“This is an important next step in determining the safety and efficacy of the vaccine in a diverse group of persons of different ages, background and exposures,” said Dr. Hana El Sahly—an associate professor of molecular virology and microbiology and medicine at Baylor who serves as a national co-principal investigator of the trial—in the release.
The Vaccine and Treatment Evaluation Unit is part of the National Institutes of Health’s newly established COVID-19 Prevention Network, which was formed by the National Institute of Allergy and Infectious Diseases to respond to the global pandemic and enroll thousands of volunteers to conduct Phase 3 efficacy trials for COVID-19 vaccines and monoclonal antibodies.

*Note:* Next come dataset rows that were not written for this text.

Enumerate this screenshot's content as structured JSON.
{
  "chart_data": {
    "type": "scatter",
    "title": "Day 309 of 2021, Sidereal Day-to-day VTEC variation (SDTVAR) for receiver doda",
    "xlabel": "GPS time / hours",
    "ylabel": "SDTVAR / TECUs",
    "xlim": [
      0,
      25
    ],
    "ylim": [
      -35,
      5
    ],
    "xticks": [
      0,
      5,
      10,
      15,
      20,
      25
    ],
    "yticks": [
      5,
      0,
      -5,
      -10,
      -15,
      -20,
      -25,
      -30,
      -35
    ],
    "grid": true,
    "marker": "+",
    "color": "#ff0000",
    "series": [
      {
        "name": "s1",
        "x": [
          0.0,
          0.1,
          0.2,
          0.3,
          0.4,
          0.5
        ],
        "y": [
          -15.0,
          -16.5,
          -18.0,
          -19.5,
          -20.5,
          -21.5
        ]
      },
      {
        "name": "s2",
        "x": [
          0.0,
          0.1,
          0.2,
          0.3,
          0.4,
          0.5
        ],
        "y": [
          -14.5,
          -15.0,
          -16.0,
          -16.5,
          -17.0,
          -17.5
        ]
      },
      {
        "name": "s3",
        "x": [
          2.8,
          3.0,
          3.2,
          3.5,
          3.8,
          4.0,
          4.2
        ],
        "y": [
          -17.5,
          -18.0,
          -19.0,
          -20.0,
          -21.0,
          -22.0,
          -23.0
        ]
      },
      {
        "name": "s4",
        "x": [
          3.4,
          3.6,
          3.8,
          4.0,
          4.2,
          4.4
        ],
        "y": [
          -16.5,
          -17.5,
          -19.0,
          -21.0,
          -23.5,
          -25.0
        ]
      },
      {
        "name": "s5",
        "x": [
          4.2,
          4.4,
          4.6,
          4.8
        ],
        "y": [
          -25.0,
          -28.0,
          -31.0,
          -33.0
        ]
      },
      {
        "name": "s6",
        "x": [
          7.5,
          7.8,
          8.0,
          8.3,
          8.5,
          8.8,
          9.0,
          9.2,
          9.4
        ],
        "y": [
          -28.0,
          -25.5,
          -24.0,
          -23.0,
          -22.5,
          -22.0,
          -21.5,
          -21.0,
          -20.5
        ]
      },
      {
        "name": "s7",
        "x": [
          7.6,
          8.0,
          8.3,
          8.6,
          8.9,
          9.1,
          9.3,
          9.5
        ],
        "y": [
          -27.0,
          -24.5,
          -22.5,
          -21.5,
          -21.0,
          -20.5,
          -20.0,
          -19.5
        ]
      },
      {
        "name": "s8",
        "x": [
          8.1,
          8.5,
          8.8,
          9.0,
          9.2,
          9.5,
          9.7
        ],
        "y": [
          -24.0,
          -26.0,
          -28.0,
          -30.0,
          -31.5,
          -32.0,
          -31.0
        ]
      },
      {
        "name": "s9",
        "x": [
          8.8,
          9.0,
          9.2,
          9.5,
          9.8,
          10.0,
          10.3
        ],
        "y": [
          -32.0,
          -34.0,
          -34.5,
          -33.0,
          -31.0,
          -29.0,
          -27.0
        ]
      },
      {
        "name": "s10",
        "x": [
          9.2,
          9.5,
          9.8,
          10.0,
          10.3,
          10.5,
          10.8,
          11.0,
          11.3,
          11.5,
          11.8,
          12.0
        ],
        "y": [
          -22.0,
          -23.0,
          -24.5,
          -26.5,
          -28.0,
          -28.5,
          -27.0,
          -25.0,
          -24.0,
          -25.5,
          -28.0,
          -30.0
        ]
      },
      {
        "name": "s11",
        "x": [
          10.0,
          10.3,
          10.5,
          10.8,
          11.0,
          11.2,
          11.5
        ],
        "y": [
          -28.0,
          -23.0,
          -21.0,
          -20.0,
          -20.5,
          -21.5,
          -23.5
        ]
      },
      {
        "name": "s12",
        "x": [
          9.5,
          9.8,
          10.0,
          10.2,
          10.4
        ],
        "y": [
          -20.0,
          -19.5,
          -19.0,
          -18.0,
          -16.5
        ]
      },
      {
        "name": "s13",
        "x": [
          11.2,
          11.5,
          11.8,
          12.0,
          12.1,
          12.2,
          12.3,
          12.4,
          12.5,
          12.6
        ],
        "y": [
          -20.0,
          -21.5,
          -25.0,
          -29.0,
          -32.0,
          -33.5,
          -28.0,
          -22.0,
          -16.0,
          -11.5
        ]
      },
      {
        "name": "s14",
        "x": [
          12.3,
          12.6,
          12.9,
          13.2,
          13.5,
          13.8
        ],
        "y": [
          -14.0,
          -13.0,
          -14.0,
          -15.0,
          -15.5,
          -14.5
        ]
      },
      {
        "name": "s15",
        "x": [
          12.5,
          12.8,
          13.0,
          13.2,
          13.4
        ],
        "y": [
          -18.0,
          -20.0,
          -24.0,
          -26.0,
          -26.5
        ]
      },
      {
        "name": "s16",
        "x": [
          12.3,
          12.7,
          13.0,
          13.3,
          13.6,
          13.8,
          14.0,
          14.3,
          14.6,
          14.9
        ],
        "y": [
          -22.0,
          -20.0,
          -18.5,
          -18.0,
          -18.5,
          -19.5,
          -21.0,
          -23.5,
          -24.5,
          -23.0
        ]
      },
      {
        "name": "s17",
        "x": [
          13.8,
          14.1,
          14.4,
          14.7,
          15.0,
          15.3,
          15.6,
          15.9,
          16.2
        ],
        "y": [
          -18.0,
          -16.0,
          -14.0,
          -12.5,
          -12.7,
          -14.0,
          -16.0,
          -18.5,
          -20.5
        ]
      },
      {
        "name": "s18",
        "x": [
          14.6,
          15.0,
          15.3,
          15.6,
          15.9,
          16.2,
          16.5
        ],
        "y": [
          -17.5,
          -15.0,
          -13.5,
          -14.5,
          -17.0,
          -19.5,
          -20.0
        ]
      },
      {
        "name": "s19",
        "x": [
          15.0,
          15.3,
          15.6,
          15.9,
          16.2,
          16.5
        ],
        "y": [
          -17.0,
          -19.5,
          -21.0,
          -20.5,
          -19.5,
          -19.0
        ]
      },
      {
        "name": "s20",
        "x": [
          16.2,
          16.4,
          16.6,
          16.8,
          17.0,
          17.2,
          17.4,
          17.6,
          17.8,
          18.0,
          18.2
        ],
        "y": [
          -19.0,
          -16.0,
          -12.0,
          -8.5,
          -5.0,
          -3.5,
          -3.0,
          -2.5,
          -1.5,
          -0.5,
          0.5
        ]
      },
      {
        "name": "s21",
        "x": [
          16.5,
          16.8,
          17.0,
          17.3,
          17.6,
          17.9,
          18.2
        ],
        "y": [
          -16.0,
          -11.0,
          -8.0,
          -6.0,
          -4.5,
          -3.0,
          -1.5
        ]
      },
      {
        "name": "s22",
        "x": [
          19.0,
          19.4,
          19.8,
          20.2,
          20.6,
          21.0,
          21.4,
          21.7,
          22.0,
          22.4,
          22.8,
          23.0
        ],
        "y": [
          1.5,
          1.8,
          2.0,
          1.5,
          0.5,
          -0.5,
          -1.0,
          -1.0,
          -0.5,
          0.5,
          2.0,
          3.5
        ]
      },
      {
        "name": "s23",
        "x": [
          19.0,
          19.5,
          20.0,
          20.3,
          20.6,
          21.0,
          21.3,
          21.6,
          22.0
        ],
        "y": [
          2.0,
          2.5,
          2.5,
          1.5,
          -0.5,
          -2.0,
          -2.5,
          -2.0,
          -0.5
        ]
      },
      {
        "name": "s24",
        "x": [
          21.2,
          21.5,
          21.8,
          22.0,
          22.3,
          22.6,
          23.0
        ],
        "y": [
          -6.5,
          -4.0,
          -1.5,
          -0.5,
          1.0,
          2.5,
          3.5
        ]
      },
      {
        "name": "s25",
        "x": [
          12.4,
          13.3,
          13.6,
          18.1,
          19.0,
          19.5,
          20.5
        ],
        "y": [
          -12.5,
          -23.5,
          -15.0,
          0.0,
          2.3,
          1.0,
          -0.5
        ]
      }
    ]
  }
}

The network is a part of “Operation Warp Speed,” a partnership led by the U.S. Department of Health and Human Services to invest in and coordinate the development, manufacturing and distribution of COVID-19 diagnostics, therapeutics and vaccines.
Volunteers will be given two doses, separated by one month, of either the vaccine or a placebo. Every week, researchers will follow volunteers to determine whether the vaccine is preventing the spread COVID-19. Should volunteers experience symptoms, they will be tested as part of the trail.
If the vaccine is successful in preventing the spread of the disease, the next step for researcherswill be to share the information with regulatory authorities, who will then weigh in on approving the vaccine for use.